Isabelle Eberhardt. L'écriture de sable.

 

Témoignage sur le pays de l'ocre

Saïd Khatibi

El Watan du 14 décembre 2006

   

Vingt-sept ans à peine d'existence, mais un parcours d'une telle originalité fascinant.

Comment la passion d'une jeune fille, née à la fin du XIXe siècle, a-t-elle pu la mener des

rives du lac Léman au Sahara algérien ?

 

L'histoire ambitieuse, mais aussi tragique, d'une femme qui avait traversé la Méditerranée, à la

recherche de la terre du Soleil-Levant. Née en 1877 en Suisse, d'une mère française et d'un père

russe, Isabelle a été très tôt fascinée par l'ocre de son pays préféré, l'Algérie. Ayant épousé un

maréchal des logis de spahis, Slimane Ehni, Isabelle a parcouru presque tout le désert algérien,

d'Est en Ouest. « Je suis née musulmane et je n'ai jamais changé de religion », a-t-elle écrit. Son

appartenance à l'Islam lui a permis d'être plus proche des habitants du Sud auxquels elle avait

accordé une grande générosité et sensibilité. Aujourd'hui, les universitaires et les gens de lettres la

considèrent comme une des icônes de la littérature de voyage du Maghreb sinon du monde.

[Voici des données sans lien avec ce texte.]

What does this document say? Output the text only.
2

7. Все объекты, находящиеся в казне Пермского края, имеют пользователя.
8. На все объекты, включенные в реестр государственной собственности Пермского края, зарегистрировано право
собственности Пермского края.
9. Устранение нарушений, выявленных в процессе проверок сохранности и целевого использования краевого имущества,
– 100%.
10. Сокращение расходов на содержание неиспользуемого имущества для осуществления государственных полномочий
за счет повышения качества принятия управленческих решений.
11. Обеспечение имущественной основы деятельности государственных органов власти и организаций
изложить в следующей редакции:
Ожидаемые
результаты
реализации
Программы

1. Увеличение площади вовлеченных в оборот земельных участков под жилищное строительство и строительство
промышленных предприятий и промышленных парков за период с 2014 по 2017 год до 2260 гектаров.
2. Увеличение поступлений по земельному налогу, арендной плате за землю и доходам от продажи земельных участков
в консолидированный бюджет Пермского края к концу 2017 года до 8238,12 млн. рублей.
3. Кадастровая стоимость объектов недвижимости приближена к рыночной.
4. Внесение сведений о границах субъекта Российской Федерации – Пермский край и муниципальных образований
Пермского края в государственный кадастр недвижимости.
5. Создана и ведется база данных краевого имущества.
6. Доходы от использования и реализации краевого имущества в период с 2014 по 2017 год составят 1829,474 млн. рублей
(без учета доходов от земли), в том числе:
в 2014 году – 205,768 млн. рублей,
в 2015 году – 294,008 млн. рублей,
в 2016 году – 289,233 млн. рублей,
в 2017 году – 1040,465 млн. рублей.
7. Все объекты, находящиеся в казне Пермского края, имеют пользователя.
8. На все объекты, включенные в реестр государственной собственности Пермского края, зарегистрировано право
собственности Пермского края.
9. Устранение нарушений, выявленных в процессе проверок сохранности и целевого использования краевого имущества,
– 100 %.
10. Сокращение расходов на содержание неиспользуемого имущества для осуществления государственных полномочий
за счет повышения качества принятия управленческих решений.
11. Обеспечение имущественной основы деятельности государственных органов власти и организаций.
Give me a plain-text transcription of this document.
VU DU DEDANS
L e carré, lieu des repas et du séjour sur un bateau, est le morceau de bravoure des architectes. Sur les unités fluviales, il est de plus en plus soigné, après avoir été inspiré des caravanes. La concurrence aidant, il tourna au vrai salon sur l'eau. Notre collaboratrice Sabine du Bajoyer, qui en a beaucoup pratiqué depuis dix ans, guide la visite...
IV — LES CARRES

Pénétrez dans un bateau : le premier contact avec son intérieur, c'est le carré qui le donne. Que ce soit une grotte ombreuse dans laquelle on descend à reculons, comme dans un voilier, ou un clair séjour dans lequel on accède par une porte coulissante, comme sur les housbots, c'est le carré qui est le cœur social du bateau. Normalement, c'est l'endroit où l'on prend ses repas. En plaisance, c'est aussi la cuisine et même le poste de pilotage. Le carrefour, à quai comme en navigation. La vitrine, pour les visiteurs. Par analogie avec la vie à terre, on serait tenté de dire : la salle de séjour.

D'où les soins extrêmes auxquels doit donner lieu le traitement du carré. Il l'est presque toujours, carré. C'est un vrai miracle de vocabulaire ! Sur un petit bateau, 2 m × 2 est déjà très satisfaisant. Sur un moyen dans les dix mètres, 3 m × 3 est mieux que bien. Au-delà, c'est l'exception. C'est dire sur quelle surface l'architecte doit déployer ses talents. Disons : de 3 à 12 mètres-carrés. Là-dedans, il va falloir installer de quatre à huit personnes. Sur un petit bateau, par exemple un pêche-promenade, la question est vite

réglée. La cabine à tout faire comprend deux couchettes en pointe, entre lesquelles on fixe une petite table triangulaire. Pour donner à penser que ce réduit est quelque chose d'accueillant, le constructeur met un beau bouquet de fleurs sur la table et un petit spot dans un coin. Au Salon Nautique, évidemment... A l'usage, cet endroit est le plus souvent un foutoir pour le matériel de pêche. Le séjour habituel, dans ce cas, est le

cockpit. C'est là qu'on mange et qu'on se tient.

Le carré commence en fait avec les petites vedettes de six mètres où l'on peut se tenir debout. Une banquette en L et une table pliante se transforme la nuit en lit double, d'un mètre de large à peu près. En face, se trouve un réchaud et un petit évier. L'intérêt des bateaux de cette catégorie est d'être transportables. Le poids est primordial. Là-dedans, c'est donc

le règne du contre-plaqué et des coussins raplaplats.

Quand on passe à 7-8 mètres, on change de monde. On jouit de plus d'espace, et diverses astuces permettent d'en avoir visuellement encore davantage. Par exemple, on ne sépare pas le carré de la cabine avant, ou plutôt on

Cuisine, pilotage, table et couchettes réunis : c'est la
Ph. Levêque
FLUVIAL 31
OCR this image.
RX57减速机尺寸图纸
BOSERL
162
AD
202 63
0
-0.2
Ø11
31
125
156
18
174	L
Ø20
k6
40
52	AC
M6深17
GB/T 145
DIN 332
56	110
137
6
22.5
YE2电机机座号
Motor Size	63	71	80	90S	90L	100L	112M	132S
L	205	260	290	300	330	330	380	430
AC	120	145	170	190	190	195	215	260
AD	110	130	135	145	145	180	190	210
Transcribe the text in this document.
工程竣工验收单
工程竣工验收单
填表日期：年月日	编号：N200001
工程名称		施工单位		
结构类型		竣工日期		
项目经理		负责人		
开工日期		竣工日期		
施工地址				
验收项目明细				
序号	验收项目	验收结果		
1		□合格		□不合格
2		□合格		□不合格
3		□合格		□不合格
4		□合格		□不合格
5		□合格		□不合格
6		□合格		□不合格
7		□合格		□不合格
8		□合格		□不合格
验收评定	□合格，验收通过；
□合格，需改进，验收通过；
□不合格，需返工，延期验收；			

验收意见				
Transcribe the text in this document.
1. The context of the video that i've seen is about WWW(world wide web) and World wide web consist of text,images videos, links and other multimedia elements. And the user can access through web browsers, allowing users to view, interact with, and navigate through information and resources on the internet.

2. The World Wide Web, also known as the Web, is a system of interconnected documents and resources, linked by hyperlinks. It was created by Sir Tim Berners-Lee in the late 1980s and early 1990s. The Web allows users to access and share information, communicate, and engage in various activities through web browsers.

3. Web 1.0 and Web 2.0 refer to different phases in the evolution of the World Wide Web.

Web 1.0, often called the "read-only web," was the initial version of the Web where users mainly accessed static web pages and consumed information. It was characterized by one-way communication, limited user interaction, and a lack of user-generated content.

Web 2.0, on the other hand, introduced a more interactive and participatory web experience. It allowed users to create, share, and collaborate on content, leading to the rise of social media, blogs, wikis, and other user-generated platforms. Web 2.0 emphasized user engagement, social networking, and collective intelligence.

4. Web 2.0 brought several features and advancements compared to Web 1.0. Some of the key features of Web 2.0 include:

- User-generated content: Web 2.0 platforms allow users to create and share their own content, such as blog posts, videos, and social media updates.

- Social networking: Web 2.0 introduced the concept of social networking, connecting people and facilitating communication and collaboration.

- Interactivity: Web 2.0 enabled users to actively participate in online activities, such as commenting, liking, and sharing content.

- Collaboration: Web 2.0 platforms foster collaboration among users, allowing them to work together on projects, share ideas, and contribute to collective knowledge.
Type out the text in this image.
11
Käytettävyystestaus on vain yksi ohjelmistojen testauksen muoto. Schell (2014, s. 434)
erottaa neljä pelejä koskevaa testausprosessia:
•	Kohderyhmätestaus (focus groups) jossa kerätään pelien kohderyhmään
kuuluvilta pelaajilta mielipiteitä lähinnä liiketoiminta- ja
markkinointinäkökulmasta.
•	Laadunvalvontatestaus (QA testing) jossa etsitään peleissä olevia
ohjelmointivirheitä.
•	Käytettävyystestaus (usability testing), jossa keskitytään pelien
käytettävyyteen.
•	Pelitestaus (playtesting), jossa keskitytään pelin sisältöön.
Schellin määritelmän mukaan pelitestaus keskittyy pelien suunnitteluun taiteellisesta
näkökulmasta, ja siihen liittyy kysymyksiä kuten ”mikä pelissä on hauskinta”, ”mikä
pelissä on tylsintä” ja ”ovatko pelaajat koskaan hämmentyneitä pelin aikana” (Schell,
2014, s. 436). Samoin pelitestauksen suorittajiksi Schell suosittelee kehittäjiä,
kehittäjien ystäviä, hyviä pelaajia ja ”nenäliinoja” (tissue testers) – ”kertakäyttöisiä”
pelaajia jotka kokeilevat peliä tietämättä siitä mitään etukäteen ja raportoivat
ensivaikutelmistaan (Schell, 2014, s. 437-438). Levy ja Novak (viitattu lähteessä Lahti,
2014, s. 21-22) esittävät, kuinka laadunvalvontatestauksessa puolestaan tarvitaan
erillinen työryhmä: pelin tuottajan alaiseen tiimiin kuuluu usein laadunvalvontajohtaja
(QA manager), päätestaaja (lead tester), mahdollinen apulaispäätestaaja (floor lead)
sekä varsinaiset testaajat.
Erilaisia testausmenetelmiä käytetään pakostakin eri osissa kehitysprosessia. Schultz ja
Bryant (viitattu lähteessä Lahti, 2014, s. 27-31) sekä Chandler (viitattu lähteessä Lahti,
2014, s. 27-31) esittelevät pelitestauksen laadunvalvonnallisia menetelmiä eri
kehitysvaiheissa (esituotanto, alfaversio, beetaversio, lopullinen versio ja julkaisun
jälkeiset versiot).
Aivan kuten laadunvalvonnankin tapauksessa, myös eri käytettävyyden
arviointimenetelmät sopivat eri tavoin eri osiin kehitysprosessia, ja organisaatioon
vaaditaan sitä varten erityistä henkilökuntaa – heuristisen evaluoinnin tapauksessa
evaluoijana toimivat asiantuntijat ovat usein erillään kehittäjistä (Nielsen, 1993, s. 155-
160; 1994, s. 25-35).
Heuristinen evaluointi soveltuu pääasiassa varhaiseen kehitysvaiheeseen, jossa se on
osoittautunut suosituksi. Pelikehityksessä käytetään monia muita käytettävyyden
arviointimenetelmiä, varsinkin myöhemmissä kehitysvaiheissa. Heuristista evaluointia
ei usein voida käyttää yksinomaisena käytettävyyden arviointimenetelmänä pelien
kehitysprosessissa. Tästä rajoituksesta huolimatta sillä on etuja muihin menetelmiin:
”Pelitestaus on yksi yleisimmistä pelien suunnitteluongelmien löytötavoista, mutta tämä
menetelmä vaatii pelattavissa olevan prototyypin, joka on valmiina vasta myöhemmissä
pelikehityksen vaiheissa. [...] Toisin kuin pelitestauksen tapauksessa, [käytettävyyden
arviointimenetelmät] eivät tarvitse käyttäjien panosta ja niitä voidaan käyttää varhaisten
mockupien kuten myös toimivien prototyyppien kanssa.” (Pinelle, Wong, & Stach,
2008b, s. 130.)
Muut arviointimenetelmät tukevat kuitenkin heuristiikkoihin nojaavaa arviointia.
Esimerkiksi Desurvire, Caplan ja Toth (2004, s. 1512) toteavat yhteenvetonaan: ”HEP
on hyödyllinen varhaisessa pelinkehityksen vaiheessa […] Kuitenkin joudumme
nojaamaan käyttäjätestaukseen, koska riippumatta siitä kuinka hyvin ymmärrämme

Son

recueil de nouvelles, L'écriture de sable, se compose de onze textes (extraits de son ouvrage Pages

de l'Islam, Fasquelle éditions, Paris 1920), répartis en deux chapitres aux titres courts : Obscurité et

Femmes. A travers ses nouvelles, dans un français mêlé à la langue courante locale, Isabelle

Eberhardt montre une large connaissance des traditions arabo-musulmanes. Elle indique

précisément les noms des lieux et des personnes. Autant qu'elle a aimé sa terre d'exil et d'adoption,

elle a défendu avec acharnement la cause des Algériens, appelant naïvement les autorités

françaises à leur intégration au même niveau que les colons, à une époque où même l'idée d'égalité

était bannie. Elle fut de son temps l'unique femme (et un des rares individus) à décrire et à dénoncer

le quotidien misérable de ses coreligionnaires. Elle fut, en quelque sorte, leur porte-parole. L'amour

contrarié fut un thème enraciné dans la plupart de ses textes d'auteur. Avec l'histoire de Si

Abdelrahmane et Lalia, la fin tragique de Taâlith et les souvenirs de jeunesse des malheureuses

Saâdia et Habiba, Eberhardt a pu, sagement, dévoiler l'autre face des gens du Sahara à travers leur

sensibilité et leurs amours. Dans ce recueil, seule la nouvelle Fleurs d'amandiers porte une

dédicace, rendant hommage « à Maxime Noiré, le peintre des horizons en feu et des amandiers en

fleurs ». On raconte qu'au cours de ses longs voyages dans le Sahara, Isabelle Eberhardt a été

éblouie par un événement. Un jour, elle rendit visite à la zaouïa d'El Hamel à Bou Saâda. Et là,

qu'elle ne fut sa surprise de découvrir que ce grand centre confrérique était, à l'époque, présidé par

une femme, Lalla Zineb. Comment une femme pouvait-elle diriger une tribu puissante, qui comptait

des milliers de chevaliers et de guerriers ? S'était-elle demandé, tandis que débutait une solide

amitié entre elle et la grand dame d'El Hamel. L'auteur a laissé plusieurs ouvrages posthumes, entre

autres : Dans l'aube chaude de l'Islam (1921), Notes de route (1908), Trimardeur (1922), Mes

journaliers (1923), Contes et paysages (1925), repris sous le titre Au pays du sable (1944). A

l?inverse d'Etienne Dinet, Isabelle Eberhardt a connu l'Islam avant de connaître l'Algérie. L'écriture

de sable est un voyage passionné dans les profondeurs du Sahara. Emportée par la crue d'un oued

à l'âge de 27 ans, Isabelle Eberhardt, malgré une vie brève, a pu s'imposer comme une figure

emblématique de la littérature algérienne et un personnage quasiment légendaire.